[Spambayes] dealing with non-english data.

Guido van Rossum guido@python.org
Sun, 22 Sep 2002 23:53:27 -0400


> Hm. So I've just about finished going through the new messages I've dumped
> into my corpus, and I'm trying to narrow down the fp's and fn's. There's a
> _lot_ of stuff in these mailboxes that are non-english and non-ascii. At the
> moment, the tokenizer doesn't do a fabulous job on this stuff.

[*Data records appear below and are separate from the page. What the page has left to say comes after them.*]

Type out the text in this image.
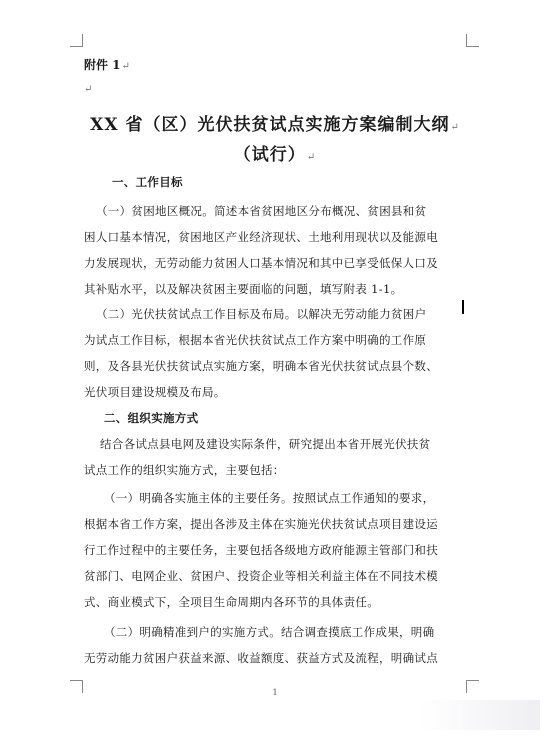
附件 1↵
↵
XX 省（区）光伏扶贫试点实施方案编制大纲↵
（试行）↵
一、工作目标
（一）贫困地区概况。简述本省贫困地区分布概况、贫困县和贫
困人口基本情况，贫困地区产业经济现状、土地利用现状以及能源电
力发展现状，无劳动能力贫困人口基本情况和其中已享受低保人口及
其补贴水平，以及解决贫困主要面临的问题，填写附表 1-1。
（二）光伏扶贫试点工作目标及布局。以解决无劳动能力贫困户
为试点工作目标，根据本省光伏扶贫试点工作方案中明确的工作原
则，及各县光伏扶贫试点实施方案，明确本省光伏扶贫试点县个数、
光伏项目建设规模及布局。
二、组织实施方式
结合各试点县电网及建设实际条件，研究提出本省开展光伏扶贫
试点工作的组织实施方式，主要包括：
（一）明确各实施主体的主要任务。按照试点工作通知的要求，
根据本省工作方案，提出各涉及主体在实施光伏扶贫试点项目建设运
行工作过程中的主要任务，主要包括各级地方政府能源主管部门和扶
贫部门、电网企业、贫困户、投资企业等相关利益主体在不同技术模
式、商业模式下，全项目生命周期内各环节的具体责任。
（二）明确精准到户的实施方式。结合调查摸底工作成果，明确
无劳动能力贫困户获益来源、收益额度、获益方式及流程，明确试点
1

I'm wondering
> about doing conversion into the given character set, or else tagging the 
> words with the character set (if it's non-english). 
> 
> Unfortunately my knowledge of character set issues is up there with my
> knowledge of high-altitude yak milking, but I'd love to know if we've got
> anyone on this list who knows more about this - for instance, tokenizing
> koi-8r, or euc-kr...

Me neither.  But here's something any schmuck with a recent Python
version can try: use the regular expression \w+ compiled with the re.U
flag to find maximal strings of word characters according to the
Unicode locale.  This should return to strings of characters for each
of which u.isalnum() or u == '_'.  Then all we need to assume in
addition is that the Unicode standard defines letter-ness in a useful
way for Korean and Chinese...

--Guido van Rossum (home page: http://www.python.org/~guido/)